Among the DE genes, those associated with craniosynostosis and fibroid tumors were over-represented in smoker buccal mucosa.

Craniosynostosis, which is caused by the premature fusion of cranial sutures, is the second-most common cranio-facial anomaly [57]. Smoking during pregnancy was associated with an increased risk of craniosynostosis, while exposure to secondhand smoke modestly increased the risk of this birth defect [58]. Maternal smoking impacts cranio-facial development by acting upon variant alleles of the transforming growth factor alpha (TGF-α) gene, and genetic variation of the TGF-α gene is associated with increased risk of cranio-facial defects [59, 60].

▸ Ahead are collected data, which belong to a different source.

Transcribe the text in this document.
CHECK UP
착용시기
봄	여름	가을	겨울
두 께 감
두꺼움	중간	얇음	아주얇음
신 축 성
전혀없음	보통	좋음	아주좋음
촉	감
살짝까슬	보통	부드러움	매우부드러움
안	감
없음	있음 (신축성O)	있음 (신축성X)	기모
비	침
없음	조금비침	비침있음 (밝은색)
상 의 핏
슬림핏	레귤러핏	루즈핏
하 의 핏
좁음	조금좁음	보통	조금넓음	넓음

Fibroid tumors are non-cancerous growths that develop inside or on the uterus and are the most common type of pelvic tumor detected in women [61]. Previous studies that investigated the impact of smoking on fibroid tumors yielded conflicting results. Earlier studies suggested that smoking had a protective effect against fibroid tumors, but subsequent studies have shown either a negative effect or no relationship at all [61, 62]. It is worthwhile to note that smoking has been shown to have an anti-estrogenic effect in women, resulting in an earlier natural menopause as well as protective associations with the risk of estrogen-related cancers [63, 64].

Pathway network analysis revealed that the SMAD2 gene had the highest number of interactions with other DE genes, and it was also a target of miR-8. SMAD3 was predicted by IPA to be an inhibited upstream regulator. The SMAD Family Member 2 (SMAD2) gene encodes for a protein that is vital for early development, and SMAD2 mutations were associated with complex cranio-facial defects in a murine model [65]. SMAD2, SMAD3, and SMAD4 mediate the signal transduction of transforming growth factor-β (TGF-β) superfamily members, the latter of which induce a range of effects that involve cellular differentiation, proliferation, migration, and apoptosis [66].

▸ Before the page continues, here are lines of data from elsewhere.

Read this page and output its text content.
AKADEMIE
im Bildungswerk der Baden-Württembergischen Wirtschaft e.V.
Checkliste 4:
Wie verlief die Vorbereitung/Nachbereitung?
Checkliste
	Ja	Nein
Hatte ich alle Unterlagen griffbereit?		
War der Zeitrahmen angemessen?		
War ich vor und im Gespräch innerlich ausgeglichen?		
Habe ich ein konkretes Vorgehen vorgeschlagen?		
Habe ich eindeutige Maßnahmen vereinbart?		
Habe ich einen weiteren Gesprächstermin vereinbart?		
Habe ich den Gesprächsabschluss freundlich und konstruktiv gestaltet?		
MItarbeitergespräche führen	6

The present study is affected by a few limitations. The sample size was relatively small, and the patient samples differed in terms of sex and race, which could confound the interpretation of the genetic variation. Additionally, several differentially expressed genes in smoker buccal mucosa were uncharacterized or unmapped to pathways, meaning that their effects are not considered in the current analysis.

Conclusion

The current findings signify the importance of inflammatory response and oxidative stress as a major component of smoking-induced tissue injury. Most significantly, nitric oxide-related inflammation stands as one of the canonical pathways underlying genetic and molecular pathways changes coupled with exposure to cigarette smoke. Future lines of research should focus on validating the results of the current study in a larger population to ascertain potential therapeutic targets in the context of smoking-induced damage.